Filming began November 1959 with shooting on location in London and studio work at Beaconsfield. Much of the action takes place in the largely redeveloped Chichester Place, Paddington. Carol White said that during filming she had affairs with Adam Faith, Todd and Peter Sellers.

==Reception==
===Box office===
According to Todd, the film received "mixed reviews" which he attributed to the casting of himself and Sellers in atypical roles but "nevertheless, the film subsequently did well." Kinematograph Weekly said the film was a "winner" at the 1960 box office although did not list it as a "money maker".

===Critical===
The Monthly Film Bulletin wrote (1963): A short synopsis cannot hope to do justice to the sadistic impulse that appears to have guided John Guillermin through this unlovely exercise. From the initial finger-crushing lesson that Meadows offers Towers, to the final finger-crushing door slam that Meadows catches from Cummings, Never Let Go runs full circle through every type of violence this side of an X-certificate. Obtrusive shock-cutting, exaggerated camera angles, and a selfconsciously strident use of "adult" language all serve to accentuate the essential falsity of the characterisations, and to advertise Never Let Go as a product of the new "traumatic" school of independent British film-making. Peter Sellers almost succeeds in establishing the ruthless car dealer as a study of a twisted personality, almost fascist in his objective brutality; but this role, like Richard Todd's oddly appealing salesman, with his fake horn-rimmed spectacles and his nervous laugh, is quickly sacrificed to the demands of a script which, if it offers more than a frame for violence with undertones of the now fashionable criticism of police methods, makes a strong plea for comprehensive car insurance.The New York Times described Sellers "grinding his way through the rubble of a drearily routine plot" and attributed his performance in the film, different from his usual comedic roles, to "That itch to play Hamlet, I suppose; a desire to change his pace, which Mr. Sellers has often proclaimed he likes to do".

The Radio Times Guide to Films gave the film 1/5 stars, writing: "What was intended to be a gritty insight into the brutality of the underworld ends up being a tatty melodrama in this misfire from director John Guillermin. Peter Sellers is cast against type as the leader of a stolen car racket, whose ruthless methods prompt victim Richard Todd and street punk Adam Faith to forge an unlikely alliance against him. Alun Falconer's script does nobody any favours, with Sellers reduced to embarrassing histrionics in the bid to shed his comic image."

Leslie Halliwell wrote: "Brutishly unattractive thriller, apparently designed for the sole purpose of giving Peter Sellers a villainous part."

Time Out wrote: "Cosmetics salesman Todd has his car stolen and, without insurance or much assistance from the police, decides to track it down himself. The trail leads through youthful thug Faith to gang boss Sellers (taking a rare tilt at a villainous role) in this stolid homegrown crime caper, considered very brutal in its day, with a self-consciously strident use of 'adult' language.
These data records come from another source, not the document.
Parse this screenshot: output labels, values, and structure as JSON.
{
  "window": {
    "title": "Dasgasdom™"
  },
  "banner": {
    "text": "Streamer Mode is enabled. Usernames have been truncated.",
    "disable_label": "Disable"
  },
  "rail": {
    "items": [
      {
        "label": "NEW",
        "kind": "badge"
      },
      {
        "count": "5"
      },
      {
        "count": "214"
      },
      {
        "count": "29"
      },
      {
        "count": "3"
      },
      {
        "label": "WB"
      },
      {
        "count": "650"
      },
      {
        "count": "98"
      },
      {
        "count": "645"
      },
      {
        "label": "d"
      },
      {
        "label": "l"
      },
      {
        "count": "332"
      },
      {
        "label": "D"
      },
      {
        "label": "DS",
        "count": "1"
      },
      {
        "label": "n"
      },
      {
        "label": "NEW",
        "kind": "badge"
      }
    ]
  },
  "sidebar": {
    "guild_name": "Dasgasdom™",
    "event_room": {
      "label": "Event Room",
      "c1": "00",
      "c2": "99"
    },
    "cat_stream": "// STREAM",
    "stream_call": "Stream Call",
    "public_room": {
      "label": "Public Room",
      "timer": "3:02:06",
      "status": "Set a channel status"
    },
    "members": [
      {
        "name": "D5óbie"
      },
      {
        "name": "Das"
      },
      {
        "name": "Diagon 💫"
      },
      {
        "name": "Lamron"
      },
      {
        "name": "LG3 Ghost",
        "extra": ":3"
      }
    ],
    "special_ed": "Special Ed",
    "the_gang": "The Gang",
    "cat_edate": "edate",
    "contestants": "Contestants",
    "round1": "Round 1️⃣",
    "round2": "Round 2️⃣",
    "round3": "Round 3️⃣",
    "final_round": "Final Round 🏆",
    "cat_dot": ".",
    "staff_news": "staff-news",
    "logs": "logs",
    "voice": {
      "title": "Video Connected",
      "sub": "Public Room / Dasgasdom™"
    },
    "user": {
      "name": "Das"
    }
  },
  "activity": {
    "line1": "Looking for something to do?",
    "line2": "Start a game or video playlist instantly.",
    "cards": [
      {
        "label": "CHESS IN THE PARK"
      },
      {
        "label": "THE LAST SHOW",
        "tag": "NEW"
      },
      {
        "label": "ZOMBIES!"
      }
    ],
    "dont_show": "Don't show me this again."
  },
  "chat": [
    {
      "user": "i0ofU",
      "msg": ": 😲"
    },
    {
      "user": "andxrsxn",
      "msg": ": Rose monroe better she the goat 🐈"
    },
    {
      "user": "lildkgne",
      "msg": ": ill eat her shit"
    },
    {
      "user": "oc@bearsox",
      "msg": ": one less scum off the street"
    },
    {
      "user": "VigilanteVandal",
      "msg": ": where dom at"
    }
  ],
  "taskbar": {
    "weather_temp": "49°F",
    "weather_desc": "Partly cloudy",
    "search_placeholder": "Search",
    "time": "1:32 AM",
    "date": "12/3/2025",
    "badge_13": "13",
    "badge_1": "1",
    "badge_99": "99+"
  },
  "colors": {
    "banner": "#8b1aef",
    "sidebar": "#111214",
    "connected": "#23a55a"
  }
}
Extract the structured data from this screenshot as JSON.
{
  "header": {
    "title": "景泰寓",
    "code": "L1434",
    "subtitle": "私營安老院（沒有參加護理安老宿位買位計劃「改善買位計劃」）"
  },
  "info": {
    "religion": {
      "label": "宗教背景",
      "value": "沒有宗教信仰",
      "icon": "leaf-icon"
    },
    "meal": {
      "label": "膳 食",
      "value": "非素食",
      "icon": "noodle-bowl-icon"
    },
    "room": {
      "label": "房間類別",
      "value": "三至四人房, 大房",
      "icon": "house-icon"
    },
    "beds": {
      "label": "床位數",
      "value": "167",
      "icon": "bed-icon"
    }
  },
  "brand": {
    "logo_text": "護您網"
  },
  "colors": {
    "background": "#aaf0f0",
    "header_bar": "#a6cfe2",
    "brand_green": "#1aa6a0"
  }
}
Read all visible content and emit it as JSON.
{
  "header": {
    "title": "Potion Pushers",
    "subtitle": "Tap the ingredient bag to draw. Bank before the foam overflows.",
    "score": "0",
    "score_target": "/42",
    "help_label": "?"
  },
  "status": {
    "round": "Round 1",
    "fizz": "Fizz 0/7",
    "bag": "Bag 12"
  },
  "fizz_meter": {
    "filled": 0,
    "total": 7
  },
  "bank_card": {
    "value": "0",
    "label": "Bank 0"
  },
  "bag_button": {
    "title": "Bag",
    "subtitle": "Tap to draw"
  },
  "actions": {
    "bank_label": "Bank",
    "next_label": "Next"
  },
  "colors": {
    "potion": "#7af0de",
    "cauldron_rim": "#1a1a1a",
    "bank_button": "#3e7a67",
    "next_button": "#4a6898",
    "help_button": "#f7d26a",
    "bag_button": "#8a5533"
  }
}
Quite persuasive turns from Todd and Sellers."

FilmInk said: "It's a gripping crime tale, with modest ambitions but made with terrific pace by Guillermin."

Olaf Möller wrote in Film Comment: "The only Guillermin film that was somewhat in synch with the fashion of the day is Never Let Go ... an excursion into England's underworld that functions as a perfectly constructed parable about the new middle class's fear of falling – a kitchen-sink noir..."

==Home media==
Never Let Go was released to DVD by MGM Home Video on 7 June 2005, as a Region 1 fullscreen DVD.